'Mad Men' update: Seeking the land of cola and ketchup

"Mad Men Monday" co-writer Kathleen Edgecomb is away on vacation this week.

Dah-ling Kathleen,

Consider this my own postcard to you, as you relax in sunny Florida—and yet, you still sent me some food for thought via text regarding last night's episode of "Mad Men." You, my dear, are a trooper.

And really, the stand-out moment for you — "Heinz is the Coca-Cola of condiments" — perhaps really says it all. Indeed, this notion of longing for what's likely an unattainable prize seems to be the curse of these mad men, depressingly illustrated in last night's episode by Pete and Trudy's falling out and Pete's idiotic handling of his own infidelity; Don and Sylvia's increasingly odd affair; and Peggy's search for respect among her new colleagues—possibly at the expense of her former ones, as you noted in your recent text. Is respect with no happiness worth it?

(And as I shared with you dear Kathleen, I kinda hated that whole Quest powder bit. Shouldn't those copywriters be working on better Clearasil copy? If Peggy was a man would they pull that crap? Doubtful.)

Really, is life just one big advert? Are we ruled by appearances?

Why else would Don seem hellbent on ruining marriage number 2? It seemed healthy when he left Betty, but here we're starting to see that perhaps he's incapable of real adult connection. Megan is everything Betty wasn't, and still Don can't be faithful. Where I kinda didn't care about Don cheating on Betty (face it: she was a hellbeast), I'll go ahead and say he's doing Megan a bad turn.

But, like Dr. Fay once said to him, Don likes the beginnings of things — the veneer or dream of something, but can't (won't) engage beyond that. His very identity is too much a house of cards — even his name isn't really his. Indeed, it's possible he's so haunted by his poor, admittedly dreadful childhood, he's incapable of accepting and giving love because he's too busy running from the truth. At one point last night, Sylvia said to Don, "You love to leave" and truly, she makes a cuting, excellent point. (But as for her holier than thou pregnancy advice to Megan, shame on her for invoking religious guilt, when she's shagging another woman's husband. Pullease!)

Best part of last night's episode though? Trudy explaining to Pete how she'll "destroy" him, if he sets foot inside their suburban home again. I love that beneath her placid, obedient, suburban-chic surface, she's a savvy shark. Tip of the hat to her for her conviction; but I do think we're still only scratching the surface of just how dark Pete is. He's another one who can't leave more than well enough alone, and must cheat — or, at least cheat indiscreetly, as Trudy observes. It's like they all want to get caught...

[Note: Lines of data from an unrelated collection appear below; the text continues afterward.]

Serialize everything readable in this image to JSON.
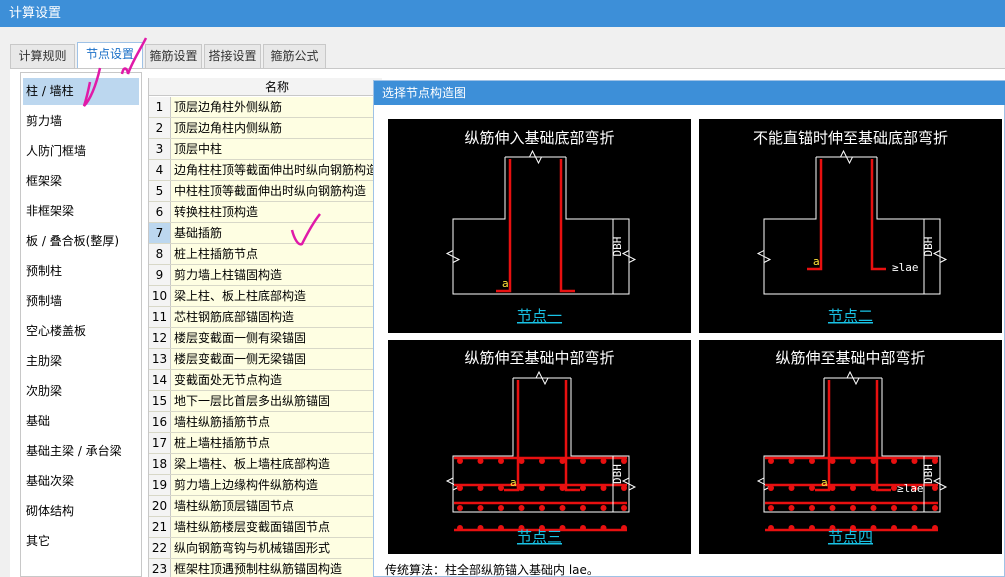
{
  "window": {
    "title": "计算设置"
  },
  "tabs": [
    {
      "label": "计算规则"
    },
    {
      "label": "节点设置"
    },
    {
      "label": "箍筋设置"
    },
    {
      "label": "搭接设置"
    },
    {
      "label": "箍筋公式"
    }
  ],
  "sidebar": {
    "items": [
      {
        "label": "柱 / 墙柱"
      },
      {
        "label": "剪力墙"
      },
      {
        "label": "人防门框墙"
      },
      {
        "label": "框架梁"
      },
      {
        "label": "非框架梁"
      },
      {
        "label": "板 / 叠合板(整厚)"
      },
      {
        "label": "预制柱"
      },
      {
        "label": "预制墙"
      },
      {
        "label": "空心楼盖板"
      },
      {
        "label": "主肋梁"
      },
      {
        "label": "次肋梁"
      },
      {
        "label": "基础"
      },
      {
        "label": "基础主梁 / 承台梁"
      },
      {
        "label": "基础次梁"
      },
      {
        "label": "砌体结构"
      },
      {
        "label": "其它"
      }
    ]
  },
  "grid": {
    "header": "名称",
    "rows": [
      {
        "num": "1",
        "name": "顶层边角柱外侧纵筋"
      },
      {
        "num": "2",
        "name": "顶层边角柱内侧纵筋"
      },
      {
        "num": "3",
        "name": "顶层中柱"
      },
      {
        "num": "4",
        "name": "边角柱柱顶等截面伸出时纵向钢筋构造"
      },
      {
        "num": "5",
        "name": "中柱柱顶等截面伸出时纵向钢筋构造"
      },
      {
        "num": "6",
        "name": "转换柱柱顶构造"
      },
      {
        "num": "7",
        "name": "基础插筋"
      },
      {
        "num": "8",
        "name": "桩上柱插筋节点"
      },
      {
        "num": "9",
        "name": "剪力墙上柱锚固构造"
      },
      {
        "num": "10",
        "name": "梁上柱、板上柱底部构造"
      },
      {
        "num": "11",
        "name": "芯柱钢筋底部锚固构造"
      },
      {
        "num": "12",
        "name": "楼层变截面一侧有梁锚固"
      },
      {
        "num": "13",
        "name": "楼层变截面一侧无梁锚固"
      },
      {
        "num": "14",
        "name": "变截面处无节点构造"
      },
      {
        "num": "15",
        "name": "地下一层比首层多出纵筋锚固"
      },
      {
        "num": "16",
        "name": "墙柱纵筋插筋节点"
      },
      {
        "num": "17",
        "name": "桩上墙柱插筋节点"
      },
      {
        "num": "18",
        "name": "梁上墙柱、板上墙柱底部构造"
      },
      {
        "num": "19",
        "name": "剪力墙上边缘构件纵筋构造"
      },
      {
        "num": "20",
        "name": "墙柱纵筋顶层锚固节点"
      },
      {
        "num": "21",
        "name": "墙柱纵筋楼层变截面锚固节点"
      },
      {
        "num": "22",
        "name": "纵向钢筋弯钩与机械锚固形式"
      },
      {
        "num": "23",
        "name": "框架柱顶遇预制柱纵筋锚固构造"
      }
    ]
  },
  "dialog": {
    "title": "选择节点构造图",
    "nodes": [
      {
        "heading": "纵筋伸入基础底部弯折",
        "caption": "节点一",
        "dim": "DBH",
        "a": "a"
      },
      {
        "heading": "不能直锚时伸至基础底部弯折",
        "caption": "节点二",
        "dim": "DBH",
        "a": "a",
        "lae": "≥lae"
      },
      {
        "heading": "纵筋伸至基础中部弯折",
        "caption": "节点三",
        "dim": "DBH",
        "a": "a"
      },
      {
        "heading": "纵筋伸至基础中部弯折",
        "caption": "节点四",
        "dim": "DBH",
        "a": "a",
        "lae": "≥lae"
      }
    ]
  },
  "status": {
    "text": "传统算法：柱全部纵筋锚入基础内 lae。"
  },
  "colors": {
    "titlebar": "#3d8fd8",
    "selection": "#bcd7ef",
    "rebar": "#e81010",
    "caption": "#19c3e6",
    "annotation": "#e01aa8"
  }
}
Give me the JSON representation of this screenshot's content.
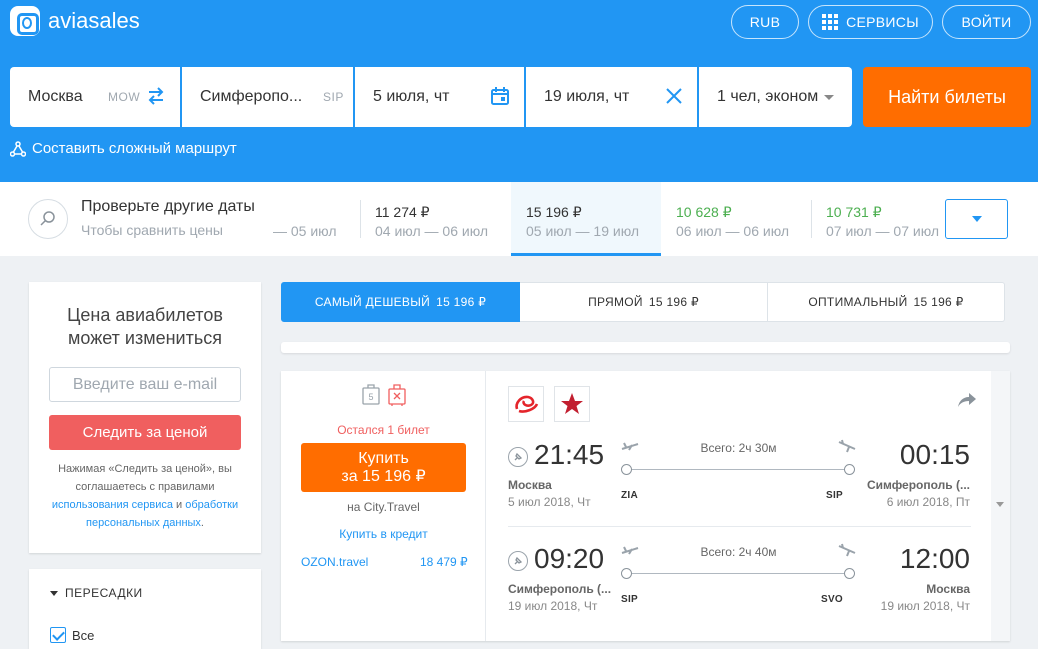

Man. It's getting heavy over here. See what happens when you go on vacation, Kathleen? I get all mopey. Do hurry back home and get thee to the TV for next week's episode, which, it appears, comes on at 10 p.m. again, and will continue to do going forward. So much for an early bedtime, but, of course, duty calls.

One more mopey note: How about the music supervisor's brilliant choice of the Bing Crosby version of "Just a Gigolo" as Don hesitates at the door to his own home. So poignant, so beautiful a juxtaposition.